I saw Rob the day before he killed himself. We were going to have lunch and I called him when I pulled up to his apartment in Long Beach.
“Yo,” he said groggily like he had just woken up.
“Yo, I’m downstairs. Thought maybe we can go to Din Tai Fung for soup dumplings,” I said. “It’s a little bit of a hike but I don’t have to be anywhere.”
“I don’t know if I have enough time to do it today,” he said, “but I’ll be down in a minute.”
When Rob got into my car he had changed his mind, so we headed to the Del Amo Mall in Torrance. I hadn’t seen him in a few weeks as I was in the midst of something called “detaching with love,” a coping strategy Caryn learned and passed along to me from her Families Anonymous group. Rob had long been an unreliable narrator and his latest story had been a doozy about owing back rent and borrowing thousands of dollars from a shady loan shark who had threatened him with bodily harm if he was late with his payments. There was always a germ of truth in Rob’s stories and this one involved even more disturbing details, but I was going through some of my own shit at the time, mainly looking for a new job, and I just couldn’t deal with more of his.

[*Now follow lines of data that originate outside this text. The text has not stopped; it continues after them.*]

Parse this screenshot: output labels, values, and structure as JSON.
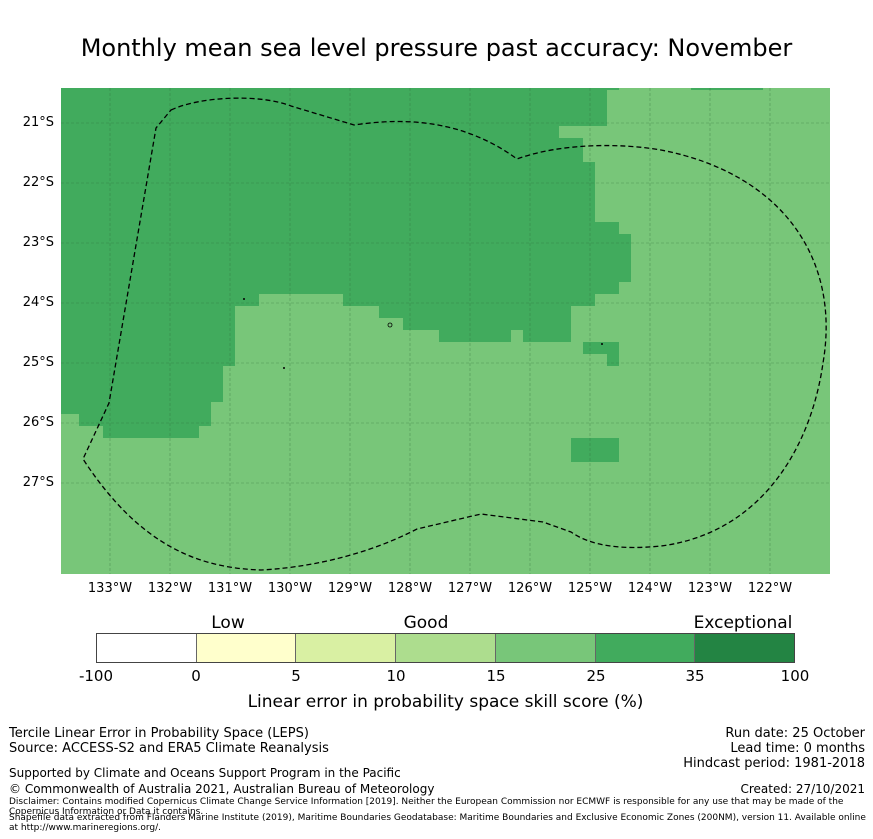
{
  "title": "Monthly mean sea level pressure past accuracy: November",
  "map": {
    "lat_labels": [
      "21°S",
      "22°S",
      "23°S",
      "24°S",
      "25°S",
      "26°S",
      "27°S"
    ],
    "lon_labels": [
      "133°W",
      "132°W",
      "131°W",
      "130°W",
      "129°W",
      "128°W",
      "127°W",
      "126°W",
      "125°W",
      "124°W",
      "123°W",
      "122°W"
    ],
    "colors": {
      "skill_25_35": "#41ab5d",
      "skill_15_25": "#78c679",
      "border": "#000000"
    }
  },
  "legend": {
    "categories": [
      "Low",
      "Good",
      "Exceptional"
    ],
    "ticks": [
      "-100",
      "0",
      "5",
      "10",
      "15",
      "25",
      "35",
      "100"
    ],
    "colors": [
      "#ffffff",
      "#ffffcc",
      "#d9f0a3",
      "#addd8e",
      "#78c679",
      "#41ab5d",
      "#238443"
    ],
    "label": "Linear error in probability space skill score (%)"
  },
  "footer": {
    "line1": "Tercile Linear Error in Probability Space (LEPS)",
    "line2": "Source: ACCESS-S2 and ERA5 Climate Reanalysis",
    "support": "Supported by Climate and Oceans Support Program in the Pacific",
    "copyright": "© Commonwealth of Australia 2021, Australian Bureau of Meteorology",
    "disclaimer": "Disclaimer: Contains modified Copernicus Climate Change Service Information [2019]. Neither the European Commission nor ECMWF is responsible for any use that may be made of the Copernicus Information or Data it contains.",
    "shapefile": "Shapefile data extracted from Flanders Marine Institute (2019), Maritime Boundaries Geodatabase: Maritime Boundaries and Exclusive Economic Zones (200NM), version 11. Available online at http://www.marineregions.org/.",
    "run_date": "Run date: 25 October",
    "lead_time": "Lead time: 0 months",
    "hindcast": "Hindcast period: 1981-2018",
    "created": "Created: 27/10/2021"
  }
}
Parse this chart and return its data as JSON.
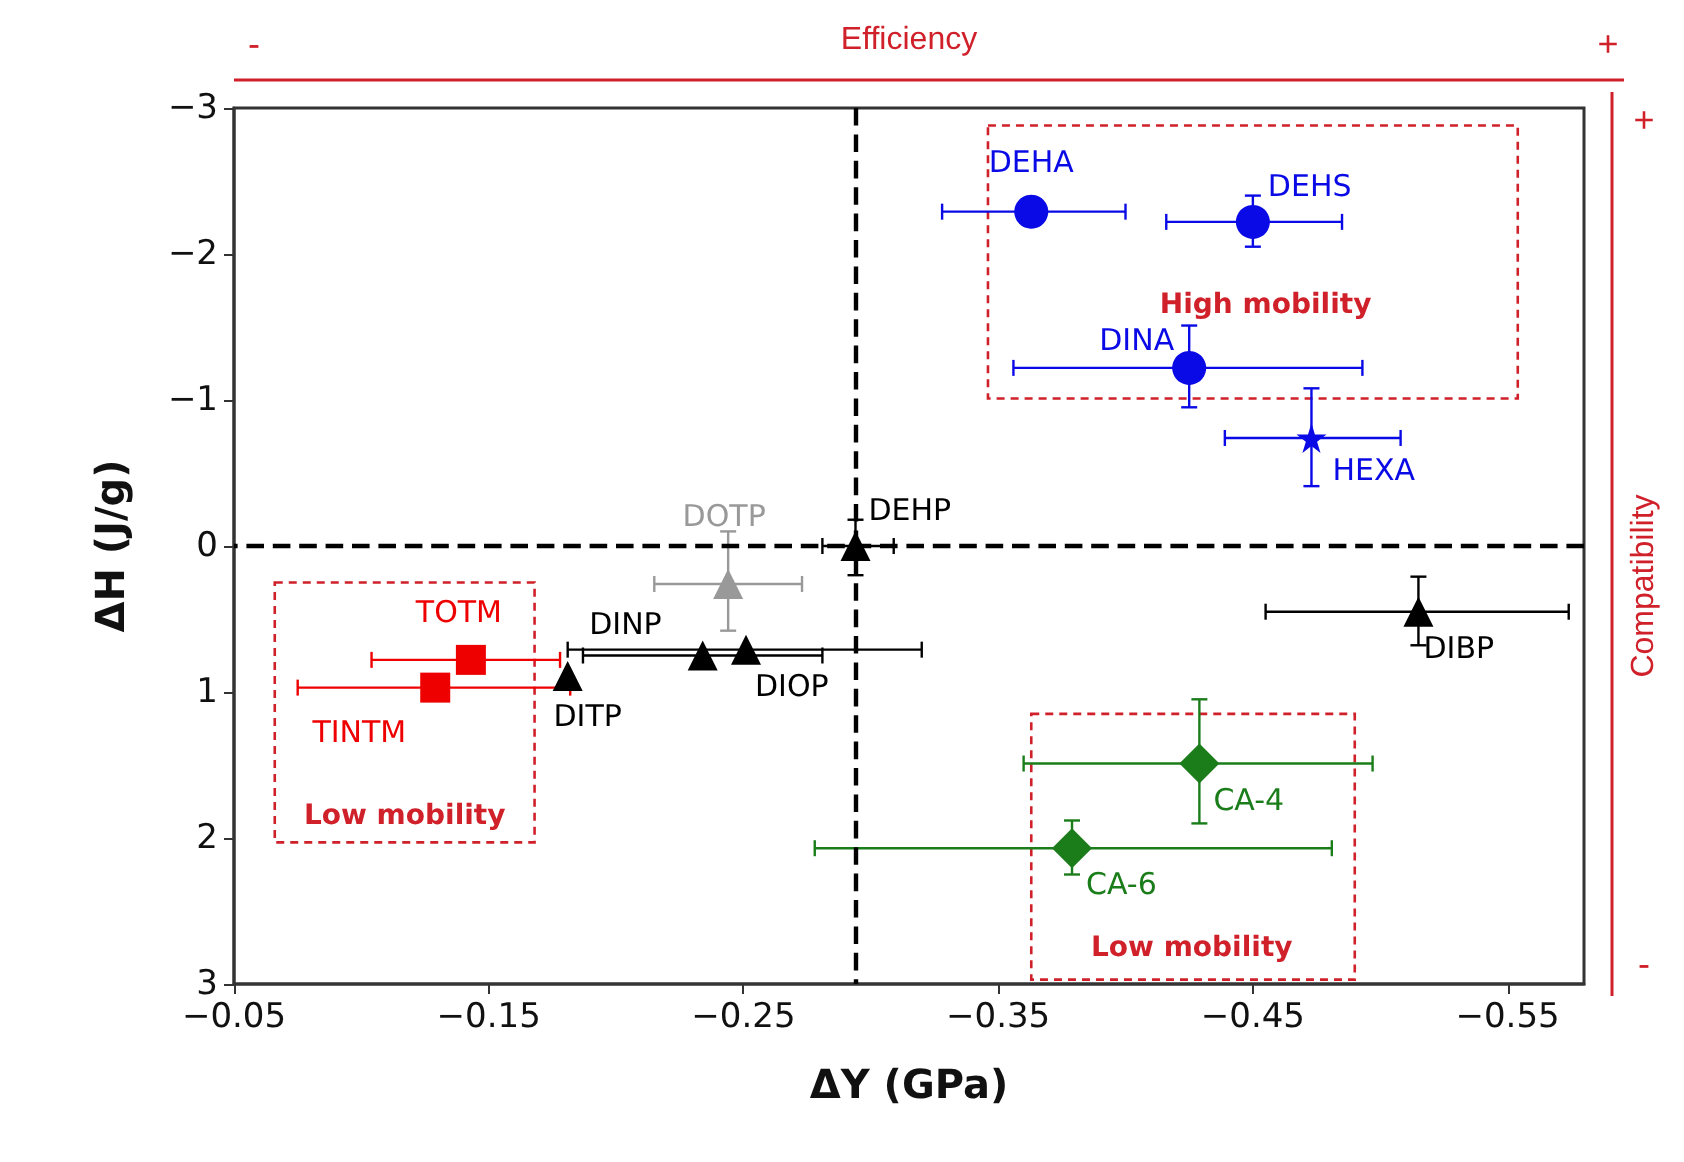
{
  "chart_data": {
    "type": "scatter",
    "xlabel": "ΔY (GPa)",
    "ylabel": "ΔH (J/g)",
    "xlim": [
      -0.05,
      -0.58
    ],
    "xticks": [
      -0.05,
      -0.15,
      -0.25,
      -0.35,
      -0.45,
      -0.55
    ],
    "ylim": [
      3,
      -3
    ],
    "yticks": [
      -3,
      -2,
      -1,
      0,
      1,
      2,
      3
    ],
    "grid": false,
    "legend": false,
    "series": [
      {
        "name": "DEHA",
        "color": "#0a0ae6",
        "marker": "circle",
        "x": [
          -0.363
        ],
        "values": [
          -2.29
        ],
        "xerrors": [
          [
            -0.328,
            -0.4
          ]
        ],
        "errors": [
          null
        ]
      },
      {
        "name": "DEHS",
        "color": "#0a0ae6",
        "marker": "circle",
        "x": [
          -0.45
        ],
        "values": [
          -2.22
        ],
        "xerrors": [
          [
            -0.416,
            -0.485
          ]
        ],
        "errors": [
          [
            -2.4,
            -2.05
          ]
        ]
      },
      {
        "name": "DINA",
        "color": "#0a0ae6",
        "marker": "circle",
        "x": [
          -0.425
        ],
        "values": [
          -1.22
        ],
        "xerrors": [
          [
            -0.356,
            -0.493
          ]
        ],
        "errors": [
          [
            -1.51,
            -0.95
          ]
        ]
      },
      {
        "name": "HEXA",
        "color": "#0a0ae6",
        "marker": "star",
        "x": [
          -0.473
        ],
        "values": [
          -0.74
        ],
        "xerrors": [
          [
            -0.439,
            -0.508
          ]
        ],
        "errors": [
          [
            -1.08,
            -0.41
          ]
        ]
      },
      {
        "name": "DOTP",
        "color": "#999999",
        "marker": "triangle",
        "x": [
          -0.244
        ],
        "values": [
          0.26
        ],
        "xerrors": [
          [
            -0.215,
            -0.273
          ]
        ],
        "errors": [
          [
            -0.1,
            0.58
          ]
        ]
      },
      {
        "name": "DEHP",
        "color": "#000000",
        "marker": "triangle",
        "x": [
          -0.294
        ],
        "values": [
          0
        ],
        "xerrors": [
          [
            -0.281,
            -0.309
          ]
        ],
        "errors": [
          [
            -0.18,
            0.2
          ]
        ]
      },
      {
        "name": "DINP",
        "color": "#000000",
        "marker": "triangle",
        "x": [
          -0.234
        ],
        "values": [
          0.75
        ],
        "xerrors": [
          [
            -0.187,
            -0.281
          ]
        ],
        "errors": [
          null
        ]
      },
      {
        "name": "DIOP",
        "color": "#000000",
        "marker": "triangle",
        "x": [
          -0.251
        ],
        "values": [
          0.71
        ],
        "xerrors": [
          [
            -0.181,
            -0.32
          ]
        ],
        "errors": [
          null
        ]
      },
      {
        "name": "DITP",
        "color": "#000000",
        "marker": "triangle",
        "x": [
          -0.181
        ],
        "values": [
          0.89
        ],
        "xerrors": [
          null
        ],
        "errors": [
          null
        ]
      },
      {
        "name": "DIBP",
        "color": "#000000",
        "marker": "triangle",
        "x": [
          -0.515
        ],
        "values": [
          0.45
        ],
        "xerrors": [
          [
            -0.455,
            -0.574
          ]
        ],
        "errors": [
          [
            0.21,
            0.68
          ]
        ]
      },
      {
        "name": "TOTM",
        "color": "#ee0000",
        "marker": "square",
        "x": [
          -0.143
        ],
        "values": [
          0.78
        ],
        "xerrors": [
          [
            -0.104,
            -0.178
          ]
        ],
        "errors": [
          null
        ]
      },
      {
        "name": "TINTM",
        "color": "#ee0000",
        "marker": "square",
        "x": [
          -0.129
        ],
        "values": [
          0.97
        ],
        "xerrors": [
          [
            -0.075,
            -0.182
          ]
        ],
        "errors": [
          null
        ]
      },
      {
        "name": "CA-4",
        "color": "#1a7d1a",
        "marker": "diamond",
        "x": [
          -0.429
        ],
        "values": [
          1.49
        ],
        "xerrors": [
          [
            -0.36,
            -0.497
          ]
        ],
        "errors": [
          [
            1.05,
            1.9
          ]
        ]
      },
      {
        "name": "CA-6",
        "color": "#1a7d1a",
        "marker": "diamond",
        "x": [
          -0.379
        ],
        "values": [
          2.07
        ],
        "xerrors": [
          [
            -0.278,
            -0.481
          ]
        ],
        "errors": [
          [
            1.88,
            2.25
          ]
        ]
      }
    ],
    "ref_lines": [
      {
        "axis": "x",
        "value": -0.294,
        "label": null,
        "color": "#000000",
        "line_style": "dashed"
      },
      {
        "axis": "y",
        "value": 0,
        "label": null,
        "color": "#000000",
        "line_style": "dashed"
      }
    ],
    "annotations": [
      "Efficiency",
      "-",
      "+",
      "Compatibility",
      "+",
      "-",
      "High mobility",
      "Low mobility",
      "Low mobility"
    ]
  }
}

Rob looked tired and a little more disheveled than usual. His desert boots were all beat up and the laces were broken. He was growing a beard that was coming in unevenly.
“This could be the first time the three of us have beards,” I said.
“Yeah, I never get to grow one because they’re not big on facial hair in the restaurant industry,” Rob explained, all of a sudden sounding like Tom Colicchio.
I started to pepper him with the usual questions–mainly what was going on at his jobs. He was juggling three or four minimum wage gigs trying to make ends meet and I knew he wasn’t sleeping much, which had become fairly typical for Rob. For the past year, he worked the graveyard shift as a food and beverage supervisor at a run-down casino. So he was pretty much always just waking up when I saw him for lunch on Saturday afternoons.
“Dad, can we pass on the job questions today?” he asked. “I really don’t feel like talking about it. This is my one break from all that shit so let’s just talk about something else.”
We were both pretty quiet for the rest of the ride. He was on his phone, reading through his Reddit feed while I was thinking of things not to say.
We slipped back into a more familiar routine as soon as we sat down at the table. Rob began to fill in the menu ticket without even asking, just like we always did it–three orders of pork soup dumplings, fried pork chop, chicken fried noodles, lemon ice tea for me and a Strawberry Mango Slush smoothie for him. It sounds like a lot of food but we always polished it off. Everything seemed normal. It was just another unremarkable day of us hanging out together.
I’m going to stop here for a moment because it just hit me that I’m replaying everything in my head, searching for any clue that may have been right in front of me on that day–like if I somehow could’ve seen something out of the ordinary I maybe could’ve prevented all of this from happening or at least reached out to help him. I’m looking for clues so I won’t feel guilty about not seeing how much pain he was in. I’m basically looking to turn back time so I don’t have to live in a world without Rob.
I can’t remember the exact details of our conversation that afternoon because we always talked about random bullshit, but I do recall how nice he was to our waitress, who was wearing a “trainee” tag. He was always uncharacteristically courteous to the servers and bus boys and insisted that I tip at least 20 percent all the time. “They bust their ass. Cough up a buck, you cheap bastard,” he’d joke, quoting from Reservoir Dogs, one of our favorite movies.
The only other piece of pertinent information I do remember is him talking about the Navy. A friend of his had recently enlisted and Rob was thinking of doing the same. He actually went as far as taking a psych eval but failed because of his 5150 hold from last year when he was suicidal and admitted for a three-day psychiatric hospitalization. As I sit here writing these words, it’s easy to see how desperate he was to find an escape.
A writer friend had given me a Starbucks gift card for the holidays which I hadn’t used, so I gave it to Rob because he was a fan. He always ordered his coffee online and then went across the street to pick it up because it was some ridiculous combination of 12 different ingredients, which was just so Rob.
On the ride home, he played me a few new songs that Zach had turned him onto by Watsky, Boogie, 2Young and a bunch of other names I’ve never heard of, and then he mentioned that he hadn’t received his 1099 from the casino and how he was anxious to get his taxes done because he usually got a refund and could really use the money.
When we got back to his apartment building, I said that we’ll talk soon, fist bumped with him and then he said the words he always said when I dropped him off, my favorite four words in the world, the last words he ever said to me: “I love you, Dad.”
Your longing for clues is so poignant, so normal, and likely, so futile. You loved him well in all the time you could… and nothing you could have said or done would have ensured this could not happen. He is free of the sorrows of his life, now. May this certainty lend you some degree of comfort in lieu of answers that cannot suffice.